No constitutional inhibition against court action to determine the validity of a criminal charge absent a defendant was inserted into our Constitution by its draftsmen; there was no reason to consider the issue. Contemporary common law in England condemned fugitives through the process of outlawry. Blackstone's Commentaries On The Law, Ch. XXIV, 886-888 (Gavit ed. 1941); 1 J. Chitty, Criminal Law 347 et seq. (1816). This procedure was undoubtedly well known to colonial lawyers who relied heavily on Blackstone. A determination of outlawry was made ex parte but was subject to highly technical rules and reversals on writ of error. At least in non-capital (non-treason and non-felony) cases, writs of error as to outlawry proceedings could be obtained by an attorney without the defendant being present, if the outlawry was before conviction. 1 J. Chitty, Criminal Law 369 (1819). This rule did not apply to treason and felony cases, apparently because there was no right to counsel in such cases at that time. It appears as if a relative was permitted to object and suggest error in the process even in a felony case in the absence of a deceased defendant. See 4 J. Chitty, Criminal Law 238 (1816). But cf., People v. Genet, 59 N.Y. 80 (Sup.Ct.1874).
The court's right to hear from counsel on behalf of a defendant on legal issues, even during the period when a defendant had no right to counsel, was established long before adoption of our own Constitution. See, e.g., 1 J. Chitty, Criminal Law 408 (1816); R. v. Lilborne, 4 Howell's State Trials 1270 (1649) (counsel on legal points); R. v. Ratcliff, 18 Howell's State Trials 430 (1746).
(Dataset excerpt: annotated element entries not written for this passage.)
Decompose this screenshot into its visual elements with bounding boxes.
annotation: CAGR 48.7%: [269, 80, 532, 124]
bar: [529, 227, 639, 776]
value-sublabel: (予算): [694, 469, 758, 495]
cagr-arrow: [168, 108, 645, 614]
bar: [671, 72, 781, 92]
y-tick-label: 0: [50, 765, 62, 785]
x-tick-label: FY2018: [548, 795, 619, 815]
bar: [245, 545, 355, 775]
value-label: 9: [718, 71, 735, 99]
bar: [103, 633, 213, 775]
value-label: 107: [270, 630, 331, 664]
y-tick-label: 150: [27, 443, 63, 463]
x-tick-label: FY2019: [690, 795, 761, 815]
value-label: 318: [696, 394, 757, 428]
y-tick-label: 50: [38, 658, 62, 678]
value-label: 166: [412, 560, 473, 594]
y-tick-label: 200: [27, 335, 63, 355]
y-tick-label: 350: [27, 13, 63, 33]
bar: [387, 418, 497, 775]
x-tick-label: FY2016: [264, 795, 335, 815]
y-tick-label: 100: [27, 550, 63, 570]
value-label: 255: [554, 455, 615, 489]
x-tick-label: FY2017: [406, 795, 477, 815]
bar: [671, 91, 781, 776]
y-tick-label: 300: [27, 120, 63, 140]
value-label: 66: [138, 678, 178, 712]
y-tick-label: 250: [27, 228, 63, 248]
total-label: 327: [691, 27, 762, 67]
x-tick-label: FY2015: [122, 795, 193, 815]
As Chitty points out (ibid):
"it is certain, that any one may, as amicus curiae, inform the court of any error in the proceedings [of outlawry], of which they are bound to take cognizance."
The court has an interest in clearing its docket of invalid indictments and has the power to appoint counsel authorized to make motions addressed to their sufficiency. That was the evident purpose of the September 10th order. We need not and do not hold that the appointment carried with it the authority to speak or act for the defendants on matters relating to their guilt or innocence of the offense charged.
The government's motion to set aside this court's order of September 10, 1974 is denied.